ANCORA TANTE INCERTEZZE. Insomma: una baraonda di incertezze. Nello specifico, Le Monde dà Macron al 23% (in calo), la Le Pen al 22,5% (anche lei in calo), Fillon al 19,5% e Melenchon al 19%. La tendenza è dunque una perdita netta di punti dei due candidati sinora avvantaggiati (Macron e Le Pen sono stati per mesi attorno al 27%, ma ora stanno crollando). In aumento inoltre –e questo rende tutti i giochi possibili- gli incerti.
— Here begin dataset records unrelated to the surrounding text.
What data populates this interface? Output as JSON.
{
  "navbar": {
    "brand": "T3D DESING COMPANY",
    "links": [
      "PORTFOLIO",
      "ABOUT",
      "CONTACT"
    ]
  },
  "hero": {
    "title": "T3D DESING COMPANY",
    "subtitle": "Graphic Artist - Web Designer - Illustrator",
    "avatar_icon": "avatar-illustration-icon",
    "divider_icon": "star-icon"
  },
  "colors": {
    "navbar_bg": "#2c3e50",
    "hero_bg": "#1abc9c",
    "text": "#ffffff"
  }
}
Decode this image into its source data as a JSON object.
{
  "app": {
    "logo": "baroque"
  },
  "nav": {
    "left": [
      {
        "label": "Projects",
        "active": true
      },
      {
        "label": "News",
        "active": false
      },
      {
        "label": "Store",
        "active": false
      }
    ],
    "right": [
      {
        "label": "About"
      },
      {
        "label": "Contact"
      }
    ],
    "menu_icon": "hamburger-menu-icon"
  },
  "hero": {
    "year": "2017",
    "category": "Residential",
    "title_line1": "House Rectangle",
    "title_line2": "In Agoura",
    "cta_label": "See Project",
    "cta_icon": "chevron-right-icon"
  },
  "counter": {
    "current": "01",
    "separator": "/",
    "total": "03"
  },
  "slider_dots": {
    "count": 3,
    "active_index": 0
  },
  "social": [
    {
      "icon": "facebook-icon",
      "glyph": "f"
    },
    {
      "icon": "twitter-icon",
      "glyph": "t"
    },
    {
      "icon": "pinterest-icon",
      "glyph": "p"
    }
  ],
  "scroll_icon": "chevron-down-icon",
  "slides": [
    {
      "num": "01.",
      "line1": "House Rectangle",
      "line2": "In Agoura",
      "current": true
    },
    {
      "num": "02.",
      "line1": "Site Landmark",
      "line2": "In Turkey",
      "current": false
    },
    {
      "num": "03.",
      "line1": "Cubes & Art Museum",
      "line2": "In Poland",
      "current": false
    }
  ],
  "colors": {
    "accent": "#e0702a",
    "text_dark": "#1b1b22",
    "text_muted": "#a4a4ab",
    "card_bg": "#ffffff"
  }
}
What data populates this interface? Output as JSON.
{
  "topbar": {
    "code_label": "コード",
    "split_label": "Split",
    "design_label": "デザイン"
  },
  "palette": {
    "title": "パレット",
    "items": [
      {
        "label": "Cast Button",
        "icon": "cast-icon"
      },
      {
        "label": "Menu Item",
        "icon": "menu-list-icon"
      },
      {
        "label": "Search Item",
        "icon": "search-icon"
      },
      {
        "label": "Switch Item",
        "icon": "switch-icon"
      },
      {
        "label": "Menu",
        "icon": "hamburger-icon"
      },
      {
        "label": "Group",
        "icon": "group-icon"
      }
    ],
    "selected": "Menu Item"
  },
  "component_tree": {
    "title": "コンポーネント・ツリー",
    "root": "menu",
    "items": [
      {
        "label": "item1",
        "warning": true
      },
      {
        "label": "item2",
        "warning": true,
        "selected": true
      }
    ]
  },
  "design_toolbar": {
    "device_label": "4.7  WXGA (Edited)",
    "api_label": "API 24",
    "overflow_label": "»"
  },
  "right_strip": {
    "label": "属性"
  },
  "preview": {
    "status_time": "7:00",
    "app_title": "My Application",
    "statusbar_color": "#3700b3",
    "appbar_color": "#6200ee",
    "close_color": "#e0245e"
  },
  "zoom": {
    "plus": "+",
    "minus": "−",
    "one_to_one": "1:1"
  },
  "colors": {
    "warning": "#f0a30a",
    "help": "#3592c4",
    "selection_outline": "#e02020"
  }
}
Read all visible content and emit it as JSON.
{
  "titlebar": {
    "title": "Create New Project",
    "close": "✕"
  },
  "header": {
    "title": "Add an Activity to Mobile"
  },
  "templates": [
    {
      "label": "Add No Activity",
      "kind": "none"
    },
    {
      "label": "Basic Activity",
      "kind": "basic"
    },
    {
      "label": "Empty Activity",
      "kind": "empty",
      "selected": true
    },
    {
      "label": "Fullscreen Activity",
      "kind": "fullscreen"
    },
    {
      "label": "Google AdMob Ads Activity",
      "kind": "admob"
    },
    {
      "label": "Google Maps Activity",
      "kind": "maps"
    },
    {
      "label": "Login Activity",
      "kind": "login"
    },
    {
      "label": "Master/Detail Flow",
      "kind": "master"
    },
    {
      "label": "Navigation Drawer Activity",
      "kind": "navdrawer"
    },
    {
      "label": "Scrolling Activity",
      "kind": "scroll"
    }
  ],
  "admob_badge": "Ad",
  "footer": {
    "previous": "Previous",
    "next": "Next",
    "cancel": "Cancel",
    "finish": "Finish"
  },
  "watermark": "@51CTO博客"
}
LE PEN-MELANCHON, PREVISIONE DA BRIVIDO. Il problema è che questo sondaggio, oltre a essere a cura dell’attendibilissimo Le Monde, è stato condotto su una enorme campionatura di 11 mila interviste (i sondaggi che scaldano la politica italiana non arrivano a 2 mila interviste, spesso si fermano a 1.500), quindi ha tutti i crismi della attendibilità. Fa tremare i polsi, naturalmente l’ipotesi di un ballottaggio Le Pen contro Melanchon: estrema destra contro estrema sinistra, ambedue anti europeisti (anche se Melanchon ha messo acqua nel suo vino), con una polarizzazione delle estreme che di per sé stessa getterebbe la Francia fuori dell’orbita di Bruxelles e segnerebbe la fine dell’asse Parigi-Berlino.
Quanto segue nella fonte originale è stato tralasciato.